With just over a quarter of the year remaining, Boeing has taken orders for less than 20% of the wide-body planes it has forecast. The company has begun walking back its planned increase of 787 production, currently 12 per month, to 14 per month by the end of the decade. In Boeing’s conference call discussing second-quarter results, CEO Dennis Muilenburg said:
Our principle here is to keep wide body supply and demand in balance. And we’re confident in the 787 program across that span of scenarios, and we’re going to continue to work campaigns to fill out to the 14 a month rate step-up, and we’ll evaluate timelines and decisions around that. But you can be very confident that whatever we decide, we’re going to keep supply and demand in balance.

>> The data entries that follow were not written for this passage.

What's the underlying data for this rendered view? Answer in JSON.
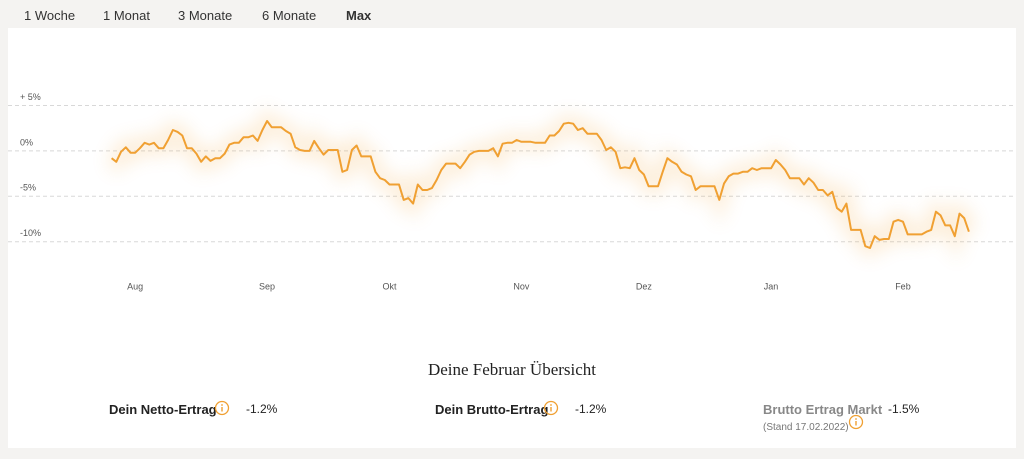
{
  "tabs": [
    "1 Woche",
    "1 Monat",
    "3 Monate",
    "6 Monate",
    "Max"
  ],
  "active_tab": 4,
  "chart_data": {
    "type": "line",
    "series": [
      {
        "color": "#f0a032",
        "values": [
          -0.8,
          -1.2,
          -0.1,
          0.4,
          -0.2,
          -0.2,
          0.3,
          0.9,
          0.7,
          0.9,
          0.3,
          0.3,
          1.2,
          2.3,
          2.1,
          1.7,
          0.3,
          0.3,
          -0.3,
          -1.2,
          -0.6,
          -1.1,
          -0.8,
          -0.8,
          -0.3,
          0.7,
          0.9,
          0.9,
          1.5,
          1.5,
          1.7,
          1.1,
          2.3,
          3.3,
          2.6,
          2.6,
          2.6,
          2.2,
          1.9,
          0.4,
          0.1,
          0,
          0,
          1.1,
          0.3,
          -0.4,
          0.1,
          0.1,
          0.1,
          -2.3,
          -2.1,
          0.1,
          0.6,
          -0.6,
          -0.6,
          -0.6,
          -2.3,
          -3.0,
          -3.2,
          -3.7,
          -3.7,
          -3.7,
          -5.4,
          -5.2,
          -5.8,
          -3.7,
          -4.3,
          -4.3,
          -4.1,
          -3.2,
          -2.1,
          -1.4,
          -1.4,
          -1.4,
          -1.9,
          -1.2,
          -0.4,
          -0.1,
          0,
          0,
          0,
          0.3,
          -0.6,
          0.8,
          0.9,
          0.9,
          1.2,
          1.0,
          1.0,
          1.0,
          0.9,
          0.9,
          0.9,
          1.7,
          1.7,
          2.2,
          3.0,
          3.1,
          3.0,
          2.3,
          2.5,
          1.9,
          1.9,
          1.9,
          1.2,
          0.1,
          0.4,
          -0.1,
          -1.9,
          -1.8,
          -1.9,
          -0.8,
          -2.1,
          -2.6,
          -3.9,
          -3.9,
          -3.9,
          -2.3,
          -0.8,
          -1.2,
          -1.5,
          -2.3,
          -2.6,
          -2.8,
          -4.3,
          -3.9,
          -3.9,
          -3.9,
          -3.9,
          -5.4,
          -3.6,
          -2.8,
          -2.5,
          -2.5,
          -2.3,
          -2.3,
          -1.9,
          -2.1,
          -1.9,
          -1.9,
          -1.9,
          -1.0,
          -1.5,
          -2.1,
          -3.0,
          -3.0,
          -3.0,
          -3.7,
          -3.0,
          -3.5,
          -4.3,
          -4.3,
          -4.9,
          -4.5,
          -6.3,
          -6.7,
          -5.8,
          -8.7,
          -8.7,
          -8.7,
          -10.5,
          -10.7,
          -9.4,
          -9.8,
          -9.7,
          -9.7,
          -7.8,
          -7.6,
          -7.8,
          -9.2,
          -9.2,
          -9.2,
          -9.2,
          -8.9,
          -8.7,
          -6.7,
          -7.1,
          -8.2,
          -8.2,
          -9.4,
          -6.9,
          -7.4,
          -8.9
        ]
      }
    ],
    "xlim": [
      -22,
      192
    ],
    "xticks": [
      {
        "value": 5,
        "label": "Aug"
      },
      {
        "value": 33,
        "label": "Sep"
      },
      {
        "value": 59,
        "label": "Okt"
      },
      {
        "value": 87,
        "label": "Nov"
      },
      {
        "value": 113,
        "label": "Dez"
      },
      {
        "value": 140,
        "label": "Jan"
      },
      {
        "value": 168,
        "label": "Feb"
      }
    ],
    "ylim": [
      -14,
      12
    ],
    "yticks": [
      {
        "value": 5,
        "label": "+ 5%"
      },
      {
        "value": 0,
        "label": "0%"
      },
      {
        "value": -5,
        "label": "-5%"
      },
      {
        "value": -10,
        "label": "-10%"
      }
    ],
    "grid": true
  },
  "summary": {
    "title": "Deine Februar Übersicht",
    "items": [
      {
        "label": "Dein Netto-Ertrag",
        "value": "-1.2%"
      },
      {
        "label": "Dein Brutto-Ertrag",
        "value": "-1.2%"
      },
      {
        "label": "Brutto Ertrag Markt",
        "value": "-1.5%",
        "note": "(Stand 17.02.2022)"
      }
    ]
  }
}
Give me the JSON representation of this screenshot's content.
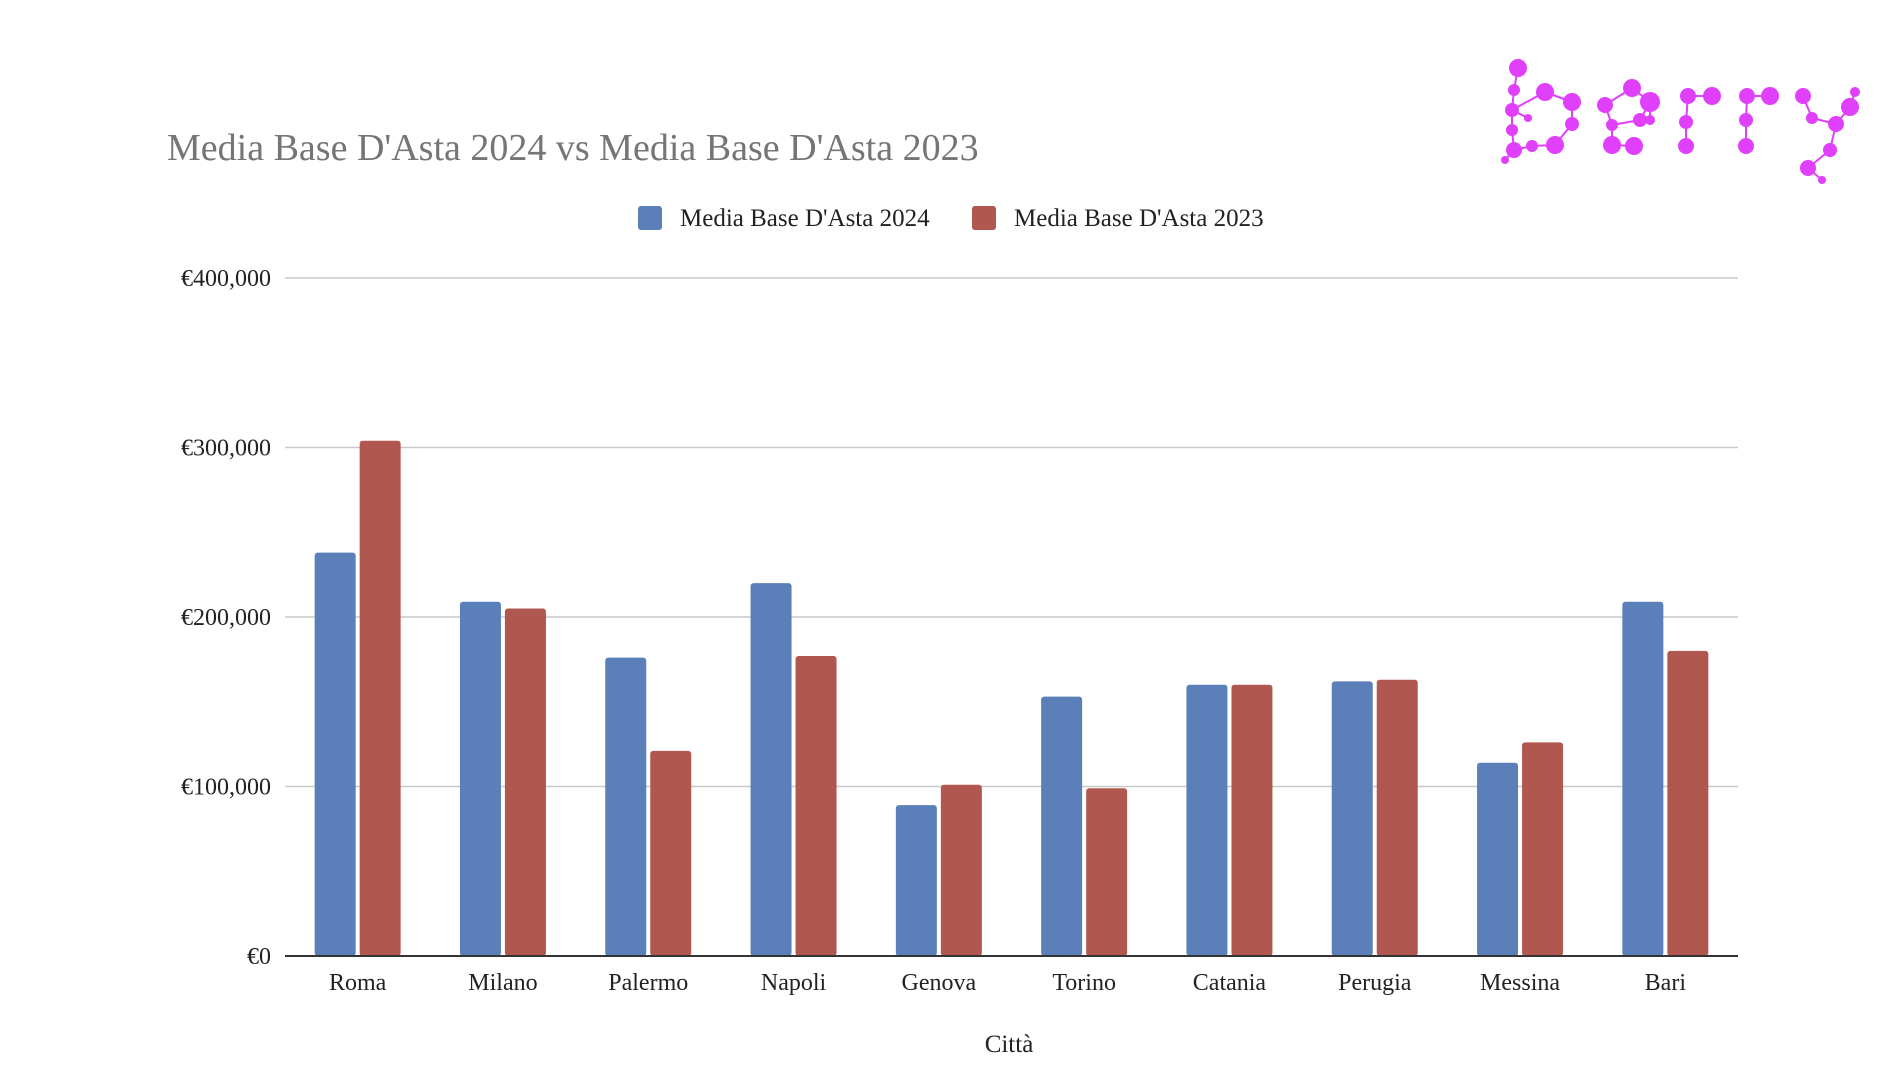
{
  "logo": {
    "text": "berry",
    "color": "#e040fb"
  },
  "chart_data": {
    "type": "bar",
    "title": "Media Base D'Asta 2024 vs Media Base D'Asta 2023",
    "xlabel": "Città",
    "ylabel": "",
    "ylim": [
      0,
      400000
    ],
    "yticks": [
      0,
      100000,
      200000,
      300000,
      400000
    ],
    "ytick_labels": [
      "€0",
      "€100,000",
      "€200,000",
      "€300,000",
      "€400,000"
    ],
    "grid": true,
    "legend_position": "top-center",
    "categories": [
      "Roma",
      "Milano",
      "Palermo",
      "Napoli",
      "Genova",
      "Torino",
      "Catania",
      "Perugia",
      "Messina",
      "Bari"
    ],
    "series": [
      {
        "name": "Media Base D'Asta 2024",
        "color": "#5b7fb9",
        "values": [
          238000,
          209000,
          176000,
          220000,
          89000,
          153000,
          160000,
          162000,
          114000,
          209000
        ]
      },
      {
        "name": "Media Base D'Asta 2023",
        "color": "#b05850",
        "values": [
          304000,
          205000,
          121000,
          177000,
          101000,
          99000,
          160000,
          163000,
          126000,
          180000
        ]
      }
    ]
  }
}
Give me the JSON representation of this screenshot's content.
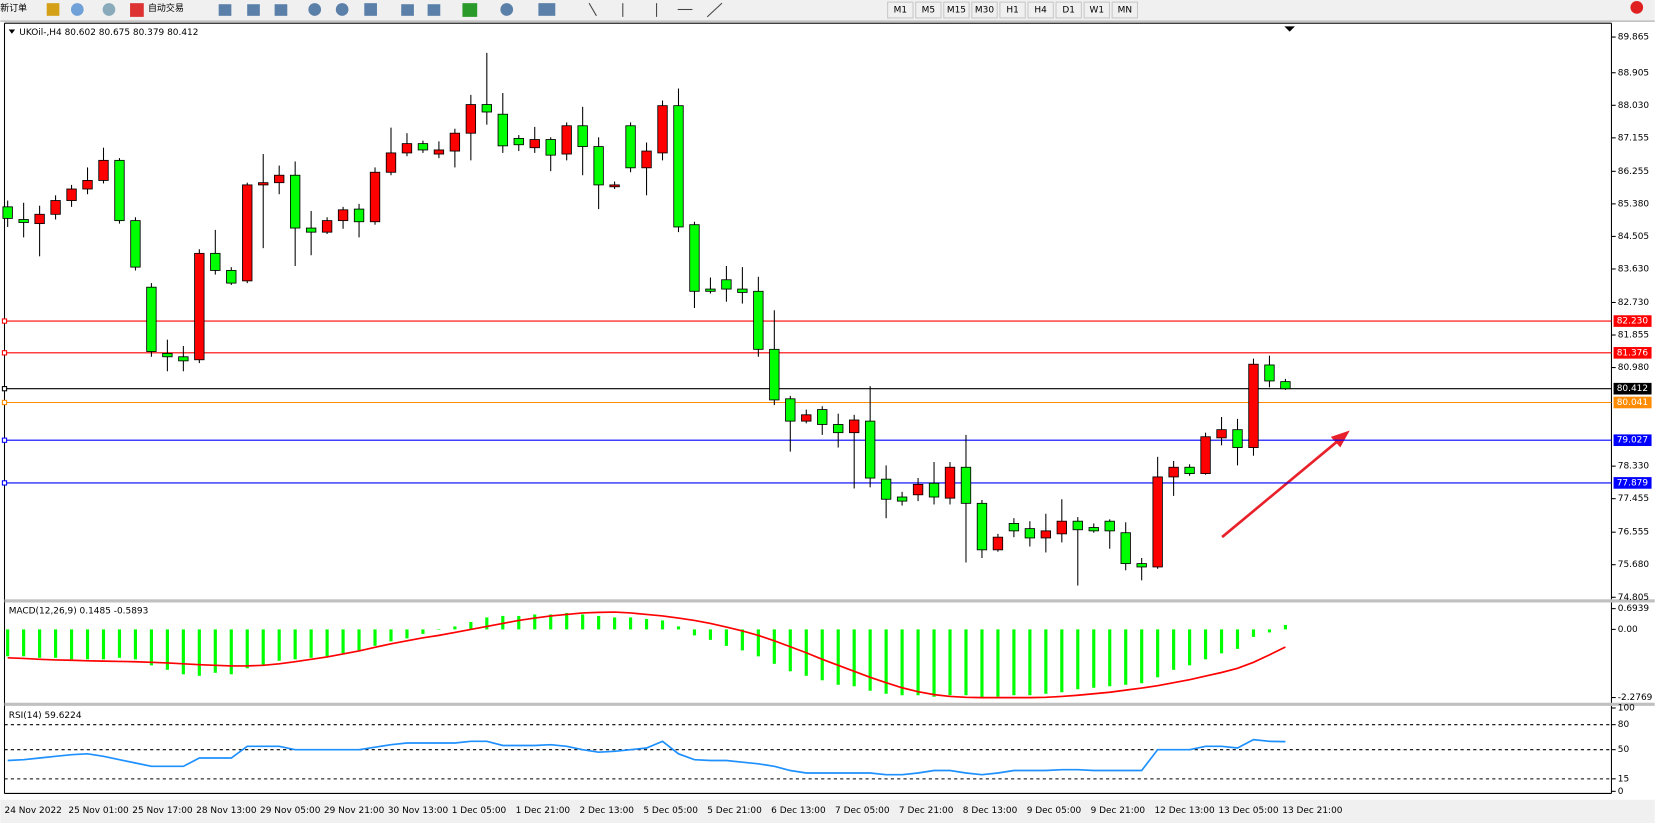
{
  "toolbar": {
    "new_order": "新订单",
    "auto_trading": "自动交易",
    "timeframes": [
      "M1",
      "M5",
      "M15",
      "M30",
      "H1",
      "H4",
      "D1",
      "W1",
      "MN"
    ]
  },
  "chart_data": [
    {
      "type": "candlestick",
      "title": "UKOil-,H4 80.602 80.675 80.379 80.412",
      "categories": [
        "24 Nov 2022",
        null,
        null,
        null,
        "25 Nov 01:00",
        null,
        null,
        null,
        "25 Nov 17:00",
        null,
        null,
        null,
        "28 Nov 13:00",
        null,
        null,
        null,
        "29 Nov 05:00",
        null,
        null,
        null,
        "29 Nov 21:00",
        null,
        null,
        null,
        "30 Nov 13:00",
        null,
        null,
        null,
        "1 Dec 05:00",
        null,
        null,
        null,
        "1 Dec 21:00",
        null,
        null,
        null,
        "2 Dec 13:00",
        null,
        null,
        null,
        "5 Dec 05:00",
        null,
        null,
        null,
        "5 Dec 21:00",
        null,
        null,
        null,
        "6 Dec 13:00",
        null,
        null,
        null,
        "7 Dec 05:00",
        null,
        null,
        null,
        "7 Dec 21:00",
        null,
        null,
        null,
        "8 Dec 13:00",
        null,
        null,
        null,
        "9 Dec 05:00",
        null,
        null,
        null,
        "9 Dec 21:00",
        null,
        null,
        null,
        "12 Dec 13:00",
        null,
        null,
        null,
        "13 Dec 05:00",
        null,
        null,
        null,
        "13 Dec 21:00"
      ],
      "open": [
        85.3,
        84.96,
        84.85,
        85.1,
        85.47,
        85.78,
        86.01,
        86.55,
        84.93,
        83.14,
        81.36,
        81.27,
        81.19,
        84.05,
        83.59,
        83.31,
        85.89,
        85.95,
        86.15,
        84.73,
        84.62,
        84.93,
        85.24,
        84.9,
        86.23,
        86.75,
        87.0,
        86.72,
        86.8,
        87.28,
        88.05,
        87.79,
        87.14,
        86.89,
        87.11,
        86.72,
        87.48,
        86.92,
        85.84,
        87.48,
        86.35,
        86.75,
        88.02,
        84.82,
        83.09,
        83.34,
        83.09,
        83.03,
        81.47,
        80.14,
        79.54,
        79.85,
        79.45,
        79.23,
        79.54,
        77.98,
        77.5,
        77.56,
        77.87,
        77.47,
        78.3,
        77.33,
        76.08,
        76.79,
        76.65,
        76.4,
        76.51,
        76.85,
        76.68,
        76.85,
        76.54,
        75.71,
        75.62,
        78.04,
        78.3,
        78.13,
        79.09,
        79.31,
        78.83,
        81.05,
        80.602
      ],
      "high": [
        85.47,
        85.41,
        85.33,
        85.61,
        85.89,
        86.36,
        86.89,
        86.61,
        85.02,
        83.25,
        81.73,
        81.56,
        84.16,
        84.68,
        83.68,
        85.95,
        86.72,
        86.41,
        86.52,
        85.19,
        85.02,
        85.3,
        85.38,
        86.36,
        87.43,
        87.28,
        87.08,
        87.06,
        87.4,
        88.31,
        89.44,
        88.36,
        87.23,
        87.45,
        87.17,
        87.57,
        87.99,
        87.17,
        85.98,
        87.57,
        87.03,
        88.16,
        88.48,
        84.9,
        83.4,
        83.71,
        83.68,
        83.42,
        82.52,
        80.22,
        79.85,
        79.94,
        79.74,
        79.71,
        80.48,
        78.35,
        77.64,
        78.01,
        78.44,
        78.44,
        79.17,
        77.42,
        76.51,
        76.93,
        76.85,
        77.05,
        77.44,
        76.96,
        76.79,
        76.9,
        76.82,
        75.86,
        78.58,
        78.47,
        78.38,
        79.23,
        79.65,
        79.6,
        81.22,
        81.3,
        80.675
      ],
      "low": [
        84.76,
        84.48,
        83.97,
        84.96,
        85.3,
        85.64,
        85.93,
        84.85,
        83.59,
        81.27,
        80.88,
        80.88,
        81.1,
        83.48,
        83.2,
        83.25,
        84.19,
        85.64,
        83.71,
        84.0,
        84.57,
        84.71,
        84.48,
        84.82,
        86.15,
        86.66,
        86.75,
        86.61,
        86.36,
        86.55,
        87.51,
        86.75,
        86.8,
        86.75,
        86.26,
        86.55,
        86.15,
        85.24,
        85.78,
        86.23,
        85.61,
        86.55,
        84.62,
        82.58,
        82.97,
        82.75,
        82.7,
        81.27,
        79.97,
        78.72,
        79.48,
        79.17,
        78.83,
        77.73,
        77.76,
        76.93,
        77.27,
        77.39,
        77.3,
        77.3,
        75.74,
        75.86,
        76.03,
        76.42,
        76.17,
        76.01,
        76.28,
        75.12,
        76.54,
        76.11,
        75.53,
        75.26,
        75.57,
        77.53,
        78.07,
        78.1,
        78.89,
        78.35,
        78.61,
        80.45,
        80.379
      ],
      "close": [
        84.99,
        84.88,
        85.1,
        85.47,
        85.78,
        86.01,
        86.55,
        84.93,
        83.68,
        81.41,
        81.27,
        81.16,
        84.05,
        83.59,
        83.25,
        85.89,
        85.95,
        86.15,
        84.73,
        84.62,
        84.93,
        85.22,
        84.9,
        86.23,
        86.75,
        87.0,
        86.83,
        86.83,
        87.28,
        88.05,
        87.85,
        86.94,
        86.97,
        87.11,
        86.69,
        87.48,
        86.92,
        85.89,
        85.89,
        86.35,
        86.8,
        88.02,
        84.76,
        83.03,
        83.03,
        83.09,
        83.0,
        81.47,
        80.11,
        79.54,
        79.71,
        79.45,
        79.23,
        79.57,
        78.01,
        77.44,
        77.39,
        77.84,
        77.5,
        78.3,
        77.33,
        76.08,
        76.42,
        76.59,
        76.4,
        76.59,
        76.85,
        76.62,
        76.59,
        76.59,
        75.71,
        75.62,
        78.04,
        78.3,
        78.13,
        79.12,
        79.31,
        78.83,
        81.07,
        80.62,
        80.412
      ],
      "up_color": "#ff0000",
      "down_color": "#00ff00",
      "ylim": [
        74.75,
        90.18
      ],
      "yticks": [
        89.865,
        88.905,
        {
          "value": 88.03,
          "label": "88.030"
        },
        87.155,
        86.255,
        {
          "value": 85.38,
          "label": "85.380"
        },
        84.505,
        {
          "value": 83.63,
          "label": "83.630"
        },
        {
          "value": 82.73,
          "label": "82.730"
        },
        81.855,
        {
          "value": 80.98,
          "label": "80.980"
        },
        {
          "value": 78.33,
          "label": "78.330"
        },
        77.455,
        76.555,
        {
          "value": 75.68,
          "label": "75.680"
        },
        74.805
      ],
      "levels": [
        {
          "value": 82.23,
          "label": "82.230",
          "color": "#ff0000"
        },
        {
          "value": 81.376,
          "label": "81.376",
          "color": "#ff0000"
        },
        {
          "value": 80.412,
          "label": "80.412",
          "color": "#000000"
        },
        {
          "value": 80.041,
          "label": "80.041",
          "color": "#ff8c00"
        },
        {
          "value": 79.027,
          "label": "79.027",
          "color": "#0000ff"
        },
        {
          "value": 77.879,
          "label": "77.879",
          "color": "#0000ff"
        }
      ]
    },
    {
      "type": "macd",
      "title": "MACD(12,26,9) 0.1485 -0.5893",
      "series": [
        {
          "kind": "bar",
          "color": "#00ff00",
          "values": [
            -0.9,
            -0.9,
            -0.95,
            -0.95,
            -1.0,
            -1.0,
            -1.0,
            -0.95,
            -1.0,
            -1.2,
            -1.35,
            -1.5,
            -1.55,
            -1.45,
            -1.5,
            -1.3,
            -1.2,
            -1.05,
            -1.0,
            -0.95,
            -0.9,
            -0.8,
            -0.7,
            -0.55,
            -0.4,
            -0.3,
            -0.15,
            0.0,
            0.1,
            0.25,
            0.4,
            0.45,
            0.45,
            0.5,
            0.5,
            0.55,
            0.5,
            0.45,
            0.4,
            0.4,
            0.35,
            0.3,
            0.1,
            -0.2,
            -0.35,
            -0.55,
            -0.7,
            -0.9,
            -1.15,
            -1.4,
            -1.55,
            -1.7,
            -1.85,
            -1.9,
            -2.05,
            -2.15,
            -2.2,
            -2.2,
            -2.25,
            -2.2,
            -2.2,
            -2.3,
            -2.25,
            -2.2,
            -2.2,
            -2.15,
            -2.1,
            -2.0,
            -1.95,
            -1.9,
            -1.85,
            -1.8,
            -1.6,
            -1.35,
            -1.2,
            -1.0,
            -0.8,
            -0.65,
            -0.25,
            -0.1,
            0.1485
          ]
        },
        {
          "kind": "line",
          "color": "#ff0000",
          "values": [
            -0.95,
            -0.97,
            -1.0,
            -1.02,
            -1.03,
            -1.05,
            -1.06,
            -1.07,
            -1.08,
            -1.1,
            -1.12,
            -1.15,
            -1.18,
            -1.2,
            -1.22,
            -1.22,
            -1.2,
            -1.15,
            -1.08,
            -1.0,
            -0.92,
            -0.82,
            -0.72,
            -0.6,
            -0.48,
            -0.38,
            -0.28,
            -0.2,
            -0.1,
            0.0,
            0.1,
            0.2,
            0.3,
            0.38,
            0.45,
            0.5,
            0.55,
            0.57,
            0.58,
            0.55,
            0.5,
            0.45,
            0.38,
            0.3,
            0.2,
            0.08,
            -0.05,
            -0.2,
            -0.38,
            -0.58,
            -0.78,
            -1.0,
            -1.2,
            -1.4,
            -1.6,
            -1.78,
            -1.95,
            -2.08,
            -2.18,
            -2.24,
            -2.27,
            -2.28,
            -2.28,
            -2.28,
            -2.28,
            -2.27,
            -2.24,
            -2.2,
            -2.15,
            -2.1,
            -2.03,
            -1.96,
            -1.88,
            -1.78,
            -1.68,
            -1.56,
            -1.44,
            -1.3,
            -1.1,
            -0.85,
            -0.5893
          ]
        }
      ],
      "ylim": [
        -2.45,
        0.9
      ],
      "yticks": [
        0.6939,
        {
          "value": 0,
          "label": "0.00"
        },
        -2.2769
      ]
    },
    {
      "type": "rsi",
      "title": "RSI(14) 59.6224",
      "series": [
        {
          "kind": "line",
          "color": "#1e90ff",
          "values": [
            37,
            38,
            40,
            42,
            44,
            45,
            42,
            38,
            34,
            30,
            30,
            30,
            40,
            40,
            40,
            54,
            54,
            54,
            50,
            50,
            50,
            50,
            50,
            53,
            56,
            58,
            58,
            58,
            58,
            60,
            60,
            55,
            55,
            55,
            56,
            54,
            50,
            47,
            48,
            50,
            52,
            60,
            45,
            38,
            37,
            37,
            35,
            33,
            30,
            25,
            22,
            22,
            22,
            22,
            22,
            20,
            20,
            22,
            25,
            25,
            22,
            20,
            22,
            25,
            25,
            25,
            26,
            26,
            25,
            25,
            25,
            25,
            50,
            50,
            50,
            54,
            54,
            52,
            62,
            60,
            59.6224
          ]
        }
      ],
      "ylim": [
        0,
        100
      ],
      "yticks": [
        100,
        80,
        50,
        15,
        0
      ],
      "levels": [
        80,
        50,
        15
      ]
    }
  ]
}
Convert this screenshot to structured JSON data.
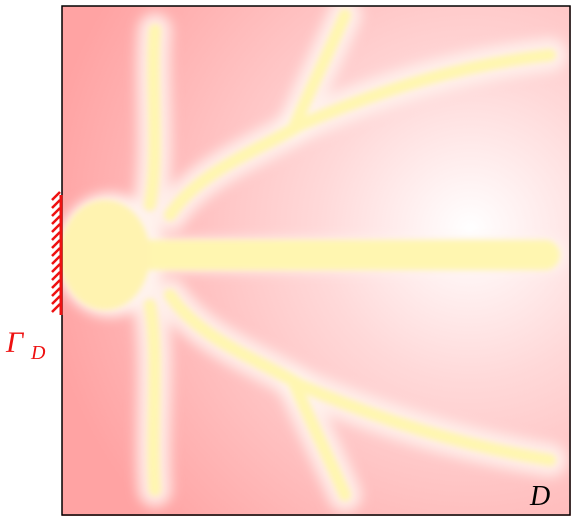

In what may be an even more important decision, the company is now planning to reduce production of the current model 777 from 8.3 per month to 7.0 per month early next year, with an eye to reducing the rate to 5.5 per month in 2018. The 777 Classic, as it’s called, is a bridge to production of the new 777X, which is due for production in 2020. Last month the president of the company’s commercial division said that orders for the 777 Classic are “pretty solid” through the third quarter of 2017. According to Aviation Week, 777 production is about 55% sold for 2018 and 30% sold for 2019.
Boeing’s chief financial officer told a conference audience earlier this month that over the next couple of months the company will have more insight into orders for the 777 Classic, “We’ll either solidify those orders and be able to [match the bridge plan], or we’ll modify the production rate, at least through that bridge.”
Through August 16, Boeing’s backlog of orders totaled 5,697 commercial jets, of which 4,404 are orders for the 737. The 777 backlog is 476, including both the Classic and the 777X, of which just 170 are orders for the Classic. At a production rate of seven per month that backlog will last two years, but that leaves Boeing with no backlog until the 777X is in production. The company has admitted it needs 40 to 50 new orders per year for the 777 in order to bridge the production gap between the new and old versions of the plane. So far this year it has taken eight new orders.